I’m back from the comic shop this week and I got no new comics but I did get a rather expensive hard cover collection:

  • “The Sword: The Complete Collection Deluxe Hardcover”
  • And now for a review of something I’ve read recently.

    “Union Jack: London Falling” by Christos N. Gage and Mike Perkins

    Here is another trade paperback collection pulled from the pile of Marvel TPBs that a friend gave me. It collects the first four issues of “Union Jack” from 2006.

    Union Jack is an English super hero who has worked, in the past, for British secret intelligence or whatever spy agency they got over there in the U.K. Marvel universe. In this story, though he is no longer active with the spy agency, he is called upon to help defend London from terrorists. Super villains who were hired as terrorists to be precise. Union Jack teams up with a few other no name super heroes/agents from around the world to make an international team.

    I’ve seen Perkins’ art before and it’s usually pretty good. He uses an illustrative photo realist style that falls just a little short of some of the top shelf photo realistic guys out there. Still, next to top shelf is good enough for me and he tells a good story. He would have been helped out if the coloring was a little bit better too. Not that it was terrible either. Despite these criticisms there is nothing wrong with the art. It’s good stuff.

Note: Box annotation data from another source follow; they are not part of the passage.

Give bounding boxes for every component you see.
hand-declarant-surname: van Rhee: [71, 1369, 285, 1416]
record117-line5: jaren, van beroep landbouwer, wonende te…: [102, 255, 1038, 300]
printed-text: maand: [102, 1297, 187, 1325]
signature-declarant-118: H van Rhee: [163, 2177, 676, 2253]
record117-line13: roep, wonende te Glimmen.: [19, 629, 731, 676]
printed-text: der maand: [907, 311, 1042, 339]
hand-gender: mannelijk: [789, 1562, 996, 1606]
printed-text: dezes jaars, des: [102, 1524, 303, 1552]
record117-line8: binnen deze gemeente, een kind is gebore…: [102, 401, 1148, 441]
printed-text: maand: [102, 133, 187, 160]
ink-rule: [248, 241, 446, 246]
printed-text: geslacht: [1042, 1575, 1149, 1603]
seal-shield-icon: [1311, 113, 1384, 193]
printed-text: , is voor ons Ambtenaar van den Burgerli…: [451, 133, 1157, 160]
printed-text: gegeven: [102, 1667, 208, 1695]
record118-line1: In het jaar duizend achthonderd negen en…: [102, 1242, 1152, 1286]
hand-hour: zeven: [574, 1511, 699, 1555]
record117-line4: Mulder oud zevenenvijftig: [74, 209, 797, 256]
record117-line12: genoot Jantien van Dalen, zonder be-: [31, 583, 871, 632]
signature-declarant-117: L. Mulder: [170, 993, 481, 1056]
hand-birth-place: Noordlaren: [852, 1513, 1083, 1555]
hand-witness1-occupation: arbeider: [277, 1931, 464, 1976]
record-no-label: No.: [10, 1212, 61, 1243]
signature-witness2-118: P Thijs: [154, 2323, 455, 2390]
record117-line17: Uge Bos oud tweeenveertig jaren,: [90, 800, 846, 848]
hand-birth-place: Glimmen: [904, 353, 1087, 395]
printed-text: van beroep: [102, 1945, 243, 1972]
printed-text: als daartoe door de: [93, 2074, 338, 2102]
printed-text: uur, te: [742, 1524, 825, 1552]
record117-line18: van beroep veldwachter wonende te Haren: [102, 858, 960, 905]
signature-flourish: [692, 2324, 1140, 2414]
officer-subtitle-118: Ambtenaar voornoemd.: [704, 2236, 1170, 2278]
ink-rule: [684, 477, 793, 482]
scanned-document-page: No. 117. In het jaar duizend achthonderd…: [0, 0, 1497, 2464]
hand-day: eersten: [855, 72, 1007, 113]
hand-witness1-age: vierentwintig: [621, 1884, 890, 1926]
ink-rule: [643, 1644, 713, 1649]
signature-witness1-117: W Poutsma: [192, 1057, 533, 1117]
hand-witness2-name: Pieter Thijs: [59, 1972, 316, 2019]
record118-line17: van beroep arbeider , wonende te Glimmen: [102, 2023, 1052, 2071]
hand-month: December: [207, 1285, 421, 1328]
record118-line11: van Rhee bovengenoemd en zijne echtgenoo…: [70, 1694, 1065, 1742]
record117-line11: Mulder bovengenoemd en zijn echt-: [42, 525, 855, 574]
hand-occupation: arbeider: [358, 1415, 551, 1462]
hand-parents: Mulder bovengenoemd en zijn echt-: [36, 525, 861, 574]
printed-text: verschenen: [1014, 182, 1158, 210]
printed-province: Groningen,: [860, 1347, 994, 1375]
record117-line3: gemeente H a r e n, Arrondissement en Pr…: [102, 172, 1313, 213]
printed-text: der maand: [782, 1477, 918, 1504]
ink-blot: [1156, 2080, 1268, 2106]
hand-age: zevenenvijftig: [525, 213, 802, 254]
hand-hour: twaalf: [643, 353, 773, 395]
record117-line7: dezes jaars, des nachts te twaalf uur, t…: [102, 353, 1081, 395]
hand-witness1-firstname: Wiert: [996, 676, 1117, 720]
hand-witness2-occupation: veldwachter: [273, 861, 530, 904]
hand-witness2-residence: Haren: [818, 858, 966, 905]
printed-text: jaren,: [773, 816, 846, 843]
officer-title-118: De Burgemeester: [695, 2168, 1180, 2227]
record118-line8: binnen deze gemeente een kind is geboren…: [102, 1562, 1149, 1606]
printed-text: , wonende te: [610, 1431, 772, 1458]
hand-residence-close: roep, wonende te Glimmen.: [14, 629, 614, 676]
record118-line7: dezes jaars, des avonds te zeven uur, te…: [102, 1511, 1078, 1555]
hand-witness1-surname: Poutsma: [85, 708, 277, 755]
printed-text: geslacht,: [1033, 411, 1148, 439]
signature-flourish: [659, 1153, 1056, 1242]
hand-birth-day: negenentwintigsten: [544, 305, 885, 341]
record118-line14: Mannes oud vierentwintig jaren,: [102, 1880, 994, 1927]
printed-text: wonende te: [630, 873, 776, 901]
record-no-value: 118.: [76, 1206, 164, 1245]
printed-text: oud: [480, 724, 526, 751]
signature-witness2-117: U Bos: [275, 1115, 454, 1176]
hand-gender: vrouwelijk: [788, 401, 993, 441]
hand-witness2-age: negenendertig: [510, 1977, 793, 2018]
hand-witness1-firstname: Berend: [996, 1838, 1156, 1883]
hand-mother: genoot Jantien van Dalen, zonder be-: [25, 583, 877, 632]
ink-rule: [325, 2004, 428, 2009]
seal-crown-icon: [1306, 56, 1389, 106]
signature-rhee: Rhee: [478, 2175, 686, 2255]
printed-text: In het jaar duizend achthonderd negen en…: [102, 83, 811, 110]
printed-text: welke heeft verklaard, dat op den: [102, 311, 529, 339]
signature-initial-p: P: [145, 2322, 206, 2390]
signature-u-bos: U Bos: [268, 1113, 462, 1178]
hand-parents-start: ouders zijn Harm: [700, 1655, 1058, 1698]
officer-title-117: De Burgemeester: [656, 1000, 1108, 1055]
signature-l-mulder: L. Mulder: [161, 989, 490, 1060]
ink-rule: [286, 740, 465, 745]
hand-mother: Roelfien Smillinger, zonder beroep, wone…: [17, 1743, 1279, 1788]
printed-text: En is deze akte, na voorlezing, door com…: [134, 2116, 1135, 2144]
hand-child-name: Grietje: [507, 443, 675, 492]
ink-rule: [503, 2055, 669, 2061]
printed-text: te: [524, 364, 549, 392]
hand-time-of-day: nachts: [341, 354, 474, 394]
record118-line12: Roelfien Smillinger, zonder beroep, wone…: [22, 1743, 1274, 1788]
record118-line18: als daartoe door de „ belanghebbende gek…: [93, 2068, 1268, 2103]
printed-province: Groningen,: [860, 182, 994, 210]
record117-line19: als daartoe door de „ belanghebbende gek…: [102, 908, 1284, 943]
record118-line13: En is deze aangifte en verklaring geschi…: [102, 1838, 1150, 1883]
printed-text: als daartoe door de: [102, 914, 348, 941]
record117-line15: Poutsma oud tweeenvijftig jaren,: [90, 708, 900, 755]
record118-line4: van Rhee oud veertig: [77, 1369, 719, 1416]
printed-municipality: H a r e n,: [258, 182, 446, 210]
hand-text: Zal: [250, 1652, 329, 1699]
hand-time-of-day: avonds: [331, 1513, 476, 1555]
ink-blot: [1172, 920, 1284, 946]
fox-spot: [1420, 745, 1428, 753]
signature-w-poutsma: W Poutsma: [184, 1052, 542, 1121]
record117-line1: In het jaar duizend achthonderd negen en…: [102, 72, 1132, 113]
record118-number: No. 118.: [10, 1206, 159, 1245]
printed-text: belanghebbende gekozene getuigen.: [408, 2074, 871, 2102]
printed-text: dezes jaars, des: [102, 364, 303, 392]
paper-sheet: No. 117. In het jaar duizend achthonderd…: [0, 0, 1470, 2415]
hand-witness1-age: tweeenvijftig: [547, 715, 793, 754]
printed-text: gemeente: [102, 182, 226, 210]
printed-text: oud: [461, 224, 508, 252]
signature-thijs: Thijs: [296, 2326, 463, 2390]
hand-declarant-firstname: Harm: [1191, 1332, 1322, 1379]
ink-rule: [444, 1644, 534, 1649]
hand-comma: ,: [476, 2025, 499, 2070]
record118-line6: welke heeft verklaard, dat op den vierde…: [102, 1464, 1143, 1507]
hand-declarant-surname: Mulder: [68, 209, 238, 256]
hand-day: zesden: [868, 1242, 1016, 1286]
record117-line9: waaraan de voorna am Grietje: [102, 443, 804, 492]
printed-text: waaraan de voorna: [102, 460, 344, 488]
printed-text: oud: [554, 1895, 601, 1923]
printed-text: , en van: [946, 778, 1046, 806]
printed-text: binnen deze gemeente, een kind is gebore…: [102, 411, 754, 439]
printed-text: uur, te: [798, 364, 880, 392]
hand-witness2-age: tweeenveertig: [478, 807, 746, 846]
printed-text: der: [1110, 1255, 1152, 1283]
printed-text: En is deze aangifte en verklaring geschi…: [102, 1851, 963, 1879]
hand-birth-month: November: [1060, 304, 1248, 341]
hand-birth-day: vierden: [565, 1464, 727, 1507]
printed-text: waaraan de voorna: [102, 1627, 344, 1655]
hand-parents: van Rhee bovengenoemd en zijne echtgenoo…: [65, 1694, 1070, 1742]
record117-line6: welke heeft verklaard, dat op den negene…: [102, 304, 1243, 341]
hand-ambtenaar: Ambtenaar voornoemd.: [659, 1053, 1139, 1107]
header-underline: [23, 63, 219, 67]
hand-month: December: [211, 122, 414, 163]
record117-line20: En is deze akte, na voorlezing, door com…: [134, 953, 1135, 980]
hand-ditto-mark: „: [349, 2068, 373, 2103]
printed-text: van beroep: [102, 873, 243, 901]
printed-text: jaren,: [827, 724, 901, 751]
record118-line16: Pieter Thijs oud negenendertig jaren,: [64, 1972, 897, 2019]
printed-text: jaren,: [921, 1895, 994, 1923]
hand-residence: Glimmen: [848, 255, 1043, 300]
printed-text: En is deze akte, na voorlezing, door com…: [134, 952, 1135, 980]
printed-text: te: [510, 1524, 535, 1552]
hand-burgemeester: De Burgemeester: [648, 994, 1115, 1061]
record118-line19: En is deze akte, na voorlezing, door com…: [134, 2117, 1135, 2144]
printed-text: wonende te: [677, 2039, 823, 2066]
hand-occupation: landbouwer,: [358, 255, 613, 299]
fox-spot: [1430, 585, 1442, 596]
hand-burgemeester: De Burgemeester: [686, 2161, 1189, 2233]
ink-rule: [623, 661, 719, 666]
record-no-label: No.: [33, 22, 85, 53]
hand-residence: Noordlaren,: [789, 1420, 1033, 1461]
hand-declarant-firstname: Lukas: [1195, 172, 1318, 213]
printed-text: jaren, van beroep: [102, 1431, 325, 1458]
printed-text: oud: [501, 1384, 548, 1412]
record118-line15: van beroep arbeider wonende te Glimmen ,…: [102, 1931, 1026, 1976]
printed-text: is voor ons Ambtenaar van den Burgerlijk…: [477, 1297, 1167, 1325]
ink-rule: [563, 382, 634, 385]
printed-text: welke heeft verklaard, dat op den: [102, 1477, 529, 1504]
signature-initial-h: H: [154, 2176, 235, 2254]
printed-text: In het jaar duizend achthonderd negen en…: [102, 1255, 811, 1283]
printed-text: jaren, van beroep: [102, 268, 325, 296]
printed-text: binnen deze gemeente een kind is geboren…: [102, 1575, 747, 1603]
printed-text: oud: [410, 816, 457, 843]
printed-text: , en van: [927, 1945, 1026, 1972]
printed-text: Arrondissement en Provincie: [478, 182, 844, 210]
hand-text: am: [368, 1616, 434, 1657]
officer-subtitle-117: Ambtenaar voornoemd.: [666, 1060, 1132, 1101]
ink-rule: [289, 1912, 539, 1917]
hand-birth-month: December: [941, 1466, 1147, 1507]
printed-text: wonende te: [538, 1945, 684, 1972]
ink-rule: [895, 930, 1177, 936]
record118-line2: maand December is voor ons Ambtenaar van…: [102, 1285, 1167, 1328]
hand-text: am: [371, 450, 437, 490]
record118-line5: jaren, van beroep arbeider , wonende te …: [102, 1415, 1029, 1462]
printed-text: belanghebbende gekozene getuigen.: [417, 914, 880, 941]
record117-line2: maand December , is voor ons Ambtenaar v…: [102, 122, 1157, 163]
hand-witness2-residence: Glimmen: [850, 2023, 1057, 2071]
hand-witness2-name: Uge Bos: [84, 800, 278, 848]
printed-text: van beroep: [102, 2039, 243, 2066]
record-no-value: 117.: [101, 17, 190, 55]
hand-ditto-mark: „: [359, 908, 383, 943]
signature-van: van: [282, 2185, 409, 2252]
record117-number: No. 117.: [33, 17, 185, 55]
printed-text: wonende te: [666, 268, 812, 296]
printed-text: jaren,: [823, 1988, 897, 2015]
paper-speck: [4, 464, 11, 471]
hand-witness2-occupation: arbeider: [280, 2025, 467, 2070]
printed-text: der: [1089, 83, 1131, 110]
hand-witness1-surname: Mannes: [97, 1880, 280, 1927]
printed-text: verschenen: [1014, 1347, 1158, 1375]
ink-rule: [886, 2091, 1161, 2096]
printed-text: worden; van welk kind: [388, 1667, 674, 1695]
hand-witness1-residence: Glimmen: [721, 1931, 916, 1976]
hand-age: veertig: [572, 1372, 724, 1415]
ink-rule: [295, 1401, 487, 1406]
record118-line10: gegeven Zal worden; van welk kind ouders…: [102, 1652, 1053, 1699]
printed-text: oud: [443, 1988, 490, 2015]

    Maybe it’s because I just read “Global Frequency” or maybe it’s because I’ve read a lot of stories, sort of, like this (including Gage’s run on Storm Watch) but I found this book a bit of a downer. It was probably just me being tired of realpolitik stories. Governments versus terrorists with neither having clearly defined values or goals doesn’t make for a satisfying story.

    At least Union Jack had a problem with it all too. He is a hero and wasn’t always happy with the boss of the spy agency’s actions. He certainly wasn’t happy with super villains hiring themselves out to terrorists (whoever they were). There was also a “Union Jack: Hero to the Working Man” theme going on in the book to counter the realpolitik stuff.

    I’m also a little tired of the whole “Super hero with no super powers takes on super powered people and beats them with his craftiness” thing. In a real fight the guy who is a little bit stronger and faster usually wins. Here we have guys who are multiple times stronger and faster losing to weaker opponents. I just don’t believe it. That’s why I also can’t stand Batman stories a lot of the time.

    This was a well done book all things considered. I just wasn’t into the story it had to tell. If that sort of thing is what you like then give it a read.